Comédien, auteur de pièces radiophoniques, Serge Martel a aussi fait quelques incursions dans la science-fiction où il s’est particulièrement illustré en remportant le prix Jules Vernes en 1958, avec L’adieu aux astres. Comme c’est le cas pour un grand nombre de ces auteurs oubliés qui font les délices des amateurs de vieilleries, les ouvrages de Serge Martel ne se trouvent plus que dans les cartons poussiéreux stockés dans les arrière-boutiques des plus secrètes d’entre les librairies d’occasion.
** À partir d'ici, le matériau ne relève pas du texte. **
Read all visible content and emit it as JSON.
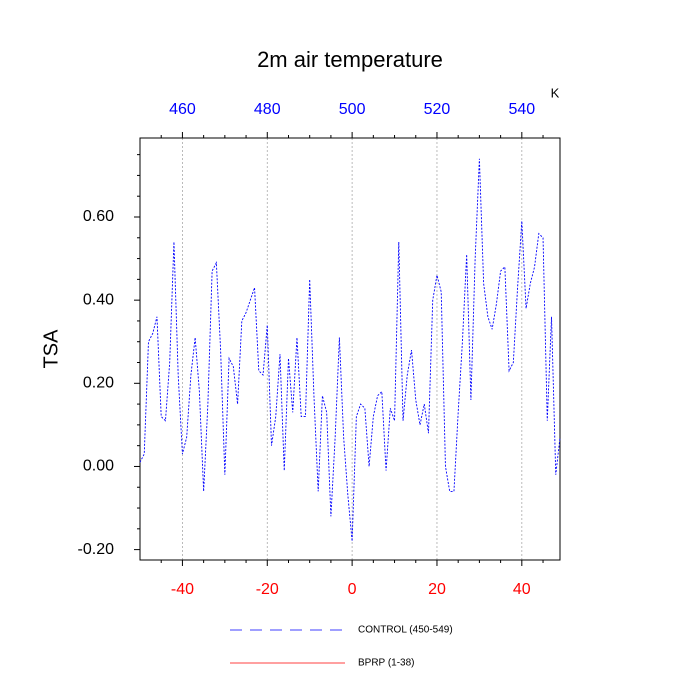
{
  "chart_data": {
    "type": "line",
    "title": "2m air temperature",
    "ylabel": "TSA",
    "x2label": "K",
    "x": [
      -50,
      -49,
      -48,
      -47,
      -46,
      -45,
      -44,
      -43,
      -42,
      -41,
      -40,
      -39,
      -38,
      -37,
      -36,
      -35,
      -34,
      -33,
      -32,
      -31,
      -30,
      -29,
      -28,
      -27,
      -26,
      -25,
      -24,
      -23,
      -22,
      -21,
      -20,
      -19,
      -18,
      -17,
      -16,
      -15,
      -14,
      -13,
      -12,
      -11,
      -10,
      -9,
      -8,
      -7,
      -6,
      -5,
      -4,
      -3,
      -2,
      -1,
      0,
      1,
      2,
      3,
      4,
      5,
      6,
      7,
      8,
      9,
      10,
      11,
      12,
      13,
      14,
      15,
      16,
      17,
      18,
      19,
      20,
      21,
      22,
      23,
      24,
      25,
      26,
      27,
      28,
      29,
      30,
      31,
      32,
      33,
      34,
      35,
      36,
      37,
      38,
      39,
      40,
      41,
      42,
      43,
      44,
      45,
      46,
      47,
      48,
      49
    ],
    "series": [
      {
        "name": "CONTROL (450-549)",
        "color": "#0000ff",
        "dash": "dashed",
        "values": [
          0.01,
          0.03,
          0.3,
          0.32,
          0.36,
          0.12,
          0.11,
          0.25,
          0.54,
          0.22,
          0.03,
          0.07,
          0.22,
          0.31,
          0.18,
          -0.06,
          0.15,
          0.47,
          0.49,
          0.28,
          -0.02,
          0.26,
          0.24,
          0.15,
          0.35,
          0.37,
          0.4,
          0.43,
          0.23,
          0.22,
          0.34,
          0.05,
          0.12,
          0.27,
          -0.01,
          0.26,
          0.13,
          0.31,
          0.12,
          0.12,
          0.45,
          0.17,
          -0.06,
          0.17,
          0.13,
          -0.12,
          0.07,
          0.31,
          0.07,
          -0.07,
          -0.18,
          0.12,
          0.15,
          0.14,
          0.0,
          0.12,
          0.17,
          0.18,
          -0.01,
          0.14,
          0.11,
          0.54,
          0.11,
          0.22,
          0.28,
          0.16,
          0.1,
          0.15,
          0.08,
          0.4,
          0.46,
          0.42,
          0.0,
          -0.06,
          -0.06,
          0.13,
          0.3,
          0.51,
          0.16,
          0.5,
          0.74,
          0.44,
          0.36,
          0.33,
          0.39,
          0.47,
          0.48,
          0.23,
          0.25,
          0.43,
          0.59,
          0.38,
          0.44,
          0.48,
          0.56,
          0.55,
          0.11,
          0.36,
          -0.02,
          0.07
        ]
      },
      {
        "name": "BPRP (1-38)",
        "color": "#ff0000",
        "dash": "solid"
      }
    ],
    "xlim": [
      -50,
      49
    ],
    "xticks": [
      -40,
      -20,
      0,
      20,
      40
    ],
    "xminorticks": [
      -45,
      -35,
      -30,
      -25,
      -15,
      -10,
      -5,
      5,
      10,
      15,
      25,
      30,
      35,
      45
    ],
    "xtick_color": "#ff0000",
    "x2lim": [
      450,
      549
    ],
    "x2ticks": [
      460,
      480,
      500,
      520,
      540
    ],
    "x2minorticks": [
      455,
      465,
      470,
      475,
      485,
      490,
      495,
      505,
      510,
      515,
      525,
      530,
      535,
      545
    ],
    "x2tick_color": "#0000ff",
    "ylim": [
      -0.225,
      0.79
    ],
    "yticks": [
      {
        "value": -0.2,
        "label": "-0.20"
      },
      {
        "value": 0,
        "label": "0.00"
      },
      {
        "value": 0.2,
        "label": "0.20"
      },
      {
        "value": 0.4,
        "label": "0.40"
      },
      {
        "value": 0.6,
        "label": "0.60"
      }
    ],
    "yminorticks": [
      -0.15,
      -0.1,
      -0.05,
      0.05,
      0.1,
      0.15,
      0.25,
      0.3,
      0.35,
      0.45,
      0.5,
      0.55,
      0.65,
      0.7,
      0.75
    ],
    "xgrid": true
  }
}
C’est bien dommage, car L’adieu aux astres est un roman dont la mélancolie rétro pourrait encore séduire plus d’un lecteur…
Vieillir ? C’est hors de question !
Pour les pilotes d’astronefs, la carrière se termine à trente ans et, dix ans plus tard, c’est le début du vieillissement accéléré, suivi de l’internement dans un hospice où la fin ne tarde pas. C’est ce qui attend Stéphane Charat et Georges Billoy, deux vétérans des courses interplanétaires. Seulement, les deux retraités n’ont pas l’intention d’accepter la situation sans réagir. Munis des dernières doses de la drogue qui les maintient en bonne santé, ils volent une fusée et partent pour une dernière virée à travers le système solaire. Ensemble, ils reverront ces lieux qui les ont fait rêver et aimer la vie : Mars, Ganymède, Pluton… Ils y ont tant d’amis à retrouver une dernière fois ! Mais les services de sécurité terriens, bien décidés à reprendre leur précieux véhicule spatial, ne l’entendent pas de cette oreille et une course poursuite s’engage…
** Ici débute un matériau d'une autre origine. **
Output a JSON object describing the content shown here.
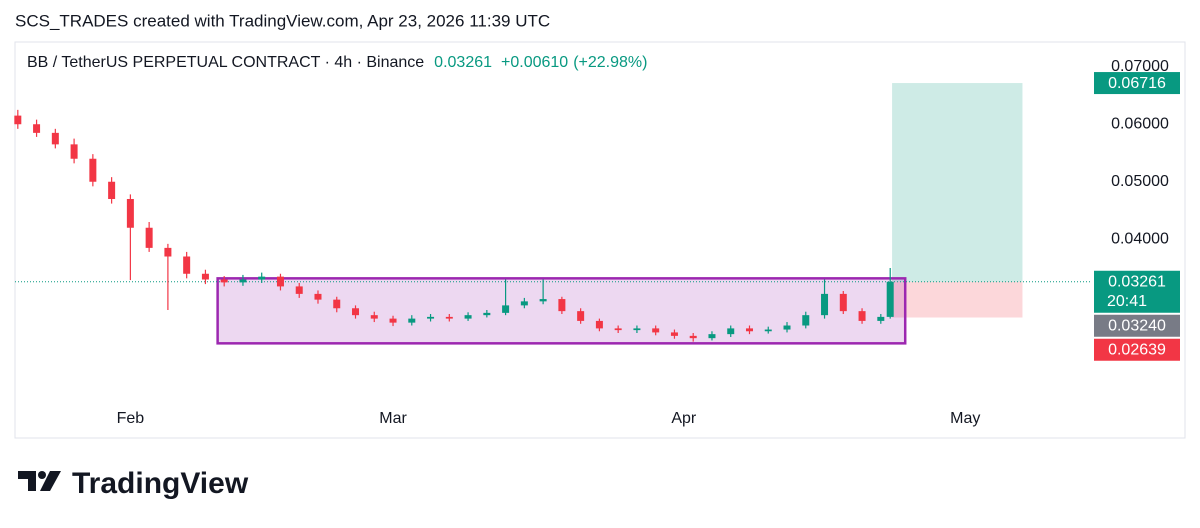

Une balade interplanétaire teintée de mélancolie…
Là où d’autres n’auraient tiré que des effets ridicules et des blagues potaches de cette histoire de vieillards en cavale, Serge Martel nous offre un récit sensible dans lequel la nostalgie ne devient jamais mièvre et, loin d’entraver l’aventure, la propulse jusqu’à sa conclusion douce-amère. Livre attachant, L’adieu aux astres est bien loin des space operas épiques tels qu’Hypérion de Dan Simmons ou Un feu sur l’abime de Vernor Vinge. La simplicité un peu naïve de son intrigue lui donne cependant un charme rétro des plus irrésistibles, et la révolte tranquille de ses protagonistes contre une société qui oublie ce qu’elle doit à ses anciens est un thème assez puissant pour nous donner de bien belles pages dans le dernier tiers du roman. Même s’il reste loin d’approcher les plus grandes réussites du genre, L’adieu aux astres évoque irrésistiblement Les sondeurs vivent en vain, le chef d’œuvre de Cordwainer Smith, et La piste aux étoiles, de Fredric Brown. Avec des références aussi flatteuses, le roman de Serge Martel devrait bien finir par s’attirer quelques nouveau lecteurs…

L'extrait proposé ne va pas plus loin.